The nation is going through an especially heightened state of political division and polarization, even by the standards of its lively democracy. Recall movements are unfolding nationwide — a response by civil society groups to Chinese Nationalist Party (KMT) and Taiwan People’s Party (TPP) lawmakers attempting to tighten requirements for recall petitions and rendering the Constitutional Court inoperable by blocking President William Lai’s (賴清德) appointments.
The court normally has 15 justices, but currently only has eight. Recent amendments passed by the opposition would require a two-thirds quorum to hear constitutional cases, rendering it frozen. Many believe these are to punish the court for ruling last year that the legislature’s power grab was unconstitutional.

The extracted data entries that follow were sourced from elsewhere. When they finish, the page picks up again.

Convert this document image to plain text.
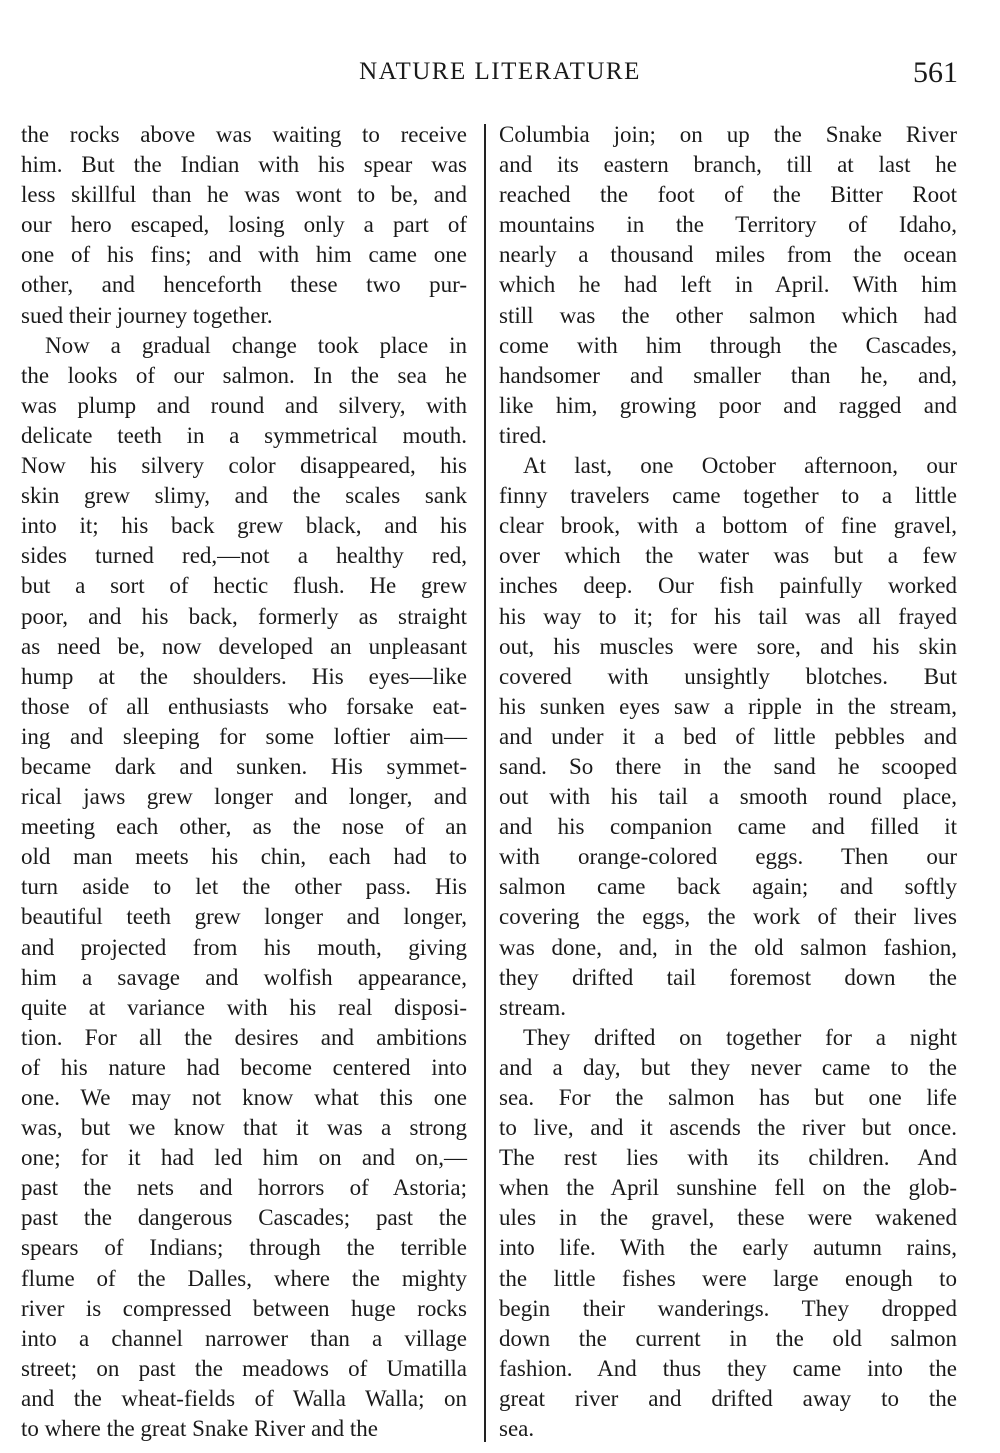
NATURE LITERATURE	561
the rocks above was waiting to receive
him. But the Indian with his spear was
less skillful than he was wont to be, and
our hero escaped, losing only a part of
one of his fins; and with him came one
other, and henceforth these two pur-
sued their journey together.
Now a gradual change took place in
the looks of our salmon. In the sea he
was plump and round and silvery, with
delicate teeth in a symmetrical mouth.
Now his silvery color disappeared, his
skin grew slimy, and the scales sank
into it; his back grew black, and his
sides turned red,—not a healthy red,
but a sort of hectic flush. He grew
poor, and his back, formerly as straight
as need be, now developed an unpleasant
hump at the shoulders. His eyes—like
those of all enthusiasts who forsake eat-
ing and sleeping for some loftier aim—
became dark and sunken. His symmet-
rical jaws grew longer and longer, and
meeting each other, as the nose of an
old man meets his chin, each had to
turn aside to let the other pass. His
beautiful teeth grew longer and longer,
and projected from his mouth, giving
him a savage and wolfish appearance,
quite at variance with his real disposi-
tion. For all the desires and ambitions
of his nature had become centered into
one. We may not know what this one
was, but we know that it was a strong
one; for it had led him on and on,—
past the nets and horrors of Astoria;
past the dangerous Cascades; past the
spears of Indians; through the terrible
flume of the Dalles, where the mighty
river is compressed between huge rocks
into a channel narrower than a village
street; on past the meadows of Umatilla
and the wheat-fields of Walla Walla; on
to where the great Snake River and the
Columbia join; on up the Snake River
and its eastern branch, till at last he
reached the foot of the Bitter Root
mountains in the Territory of Idaho,
nearly a thousand miles from the ocean
which he had left in April. With him
still was the other salmon which had
come with him through the Cascades,
handsomer and smaller than he, and,
like him, growing poor and ragged and
tired.
At last, one October afternoon, our
finny travelers came together to a little
clear brook, with a bottom of fine gravel,
over which the water was but a few
inches deep. Our fish painfully worked
his way to it; for his tail was all frayed
out, his muscles were sore, and his skin
covered with unsightly blotches. But
his sunken eyes saw a ripple in the stream,
and under it a bed of little pebbles and
sand. So there in the sand he scooped
out with his tail a smooth round place,
and his companion came and filled it
with orange-colored eggs. Then our
salmon came back again; and softly
covering the eggs, the work of their lives
was done, and, in the old salmon fashion,
they drifted tail foremost down the
stream.
They drifted on together for a night
and a day, but they never came to the
sea. For the salmon has but one life
to live, and it ascends the river but once.
The rest lies with its children. And
when the April sunshine fell on the glob-
ules in the gravel, these were wakened
into life. With the early autumn rains,
the little fishes were large enough to
begin their wanderings. They dropped
down the current in the old salmon
fashion. And thus they came into the
great river and drifted away to the
sea.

Recent haggling over the defense budget — with opposition lawmakers freezing 30 percent of the drone budget, 50 percent of the submarine budget, and cutting 3 percent of the military’s equipment and facilities budget, while spending just 2.45 percent of GDP on defense — raises questions for many foreign observers about whether the nation is willing and able to properly fund its defense, although Lai yesterday said the government would aim to increase defense spending to 3 percent of GDP this year.
However, while the nation faces significant political challenges given the polarization and institutional deadlock stemming from the legislative and executive branches being controlled by different parties, the broad trendlines on defense show positive developments and commitments to boosting deterrence.
The nation’s defense budget has increased 80.47 percent in the past eight years and is to be raised about 5 percent this year. Minister of National Defense Wellington Koo (顧立雄) — only the third civilian appointment in the nation’s history and seen as less tied to traditional military structures — has been making headway in reforming the military’s command and control structures, transitioning to an asymmetric strategy and improving training for conscripts and professional soldiers.
As Ryan Hass, director of the Brookings Institution’s John L. Thornton China Center, wrote in September last year following a Brookings research trip to Taipei, “Taiwan’s military establishment is populated with the most reform-minded leadership since its transition to direct democratic elections in 1996.”
Taiwan in recent years has also made significant purchases of military assets including tanks, fighter jets, anti-tank missiles and anti-ship missiles, and is likely to see steady delivery of these systems in the coming years. This week it signed a NT$24.99 billion (US$762.59 million) contract for three Norwegian Advanced Surface-to-Air Missile Systems, just one example of significant investments in modernizing the nation’s military.
Although the defense budget was hotly debated, US President Donald Trump’s transactional approach to foreign policy and concern about Taiwan’s trade surplus, as well as the Asia “prioritizers” in his administration, could provide scope for significant arms procurements, which could be passed as a special budget. Demonstrating the administration’s priorities, US National Security Adviser Mike Waltz last month called for Washington to speed up arms deliveries to Taiwan. “We have over a US$20 billion backlog of things that they’ve paid for and that we need to work hard to free up and have them get what they paid for as a deterrent,” he said.
With ongoing military reforms spearheaded by Koo, significant defense procurements scheduled for delivery and greater scope for arms purchases during the Trump administration, although partisan bickering is posing challenges, the broad defense reform trajectory is trending in the right direction.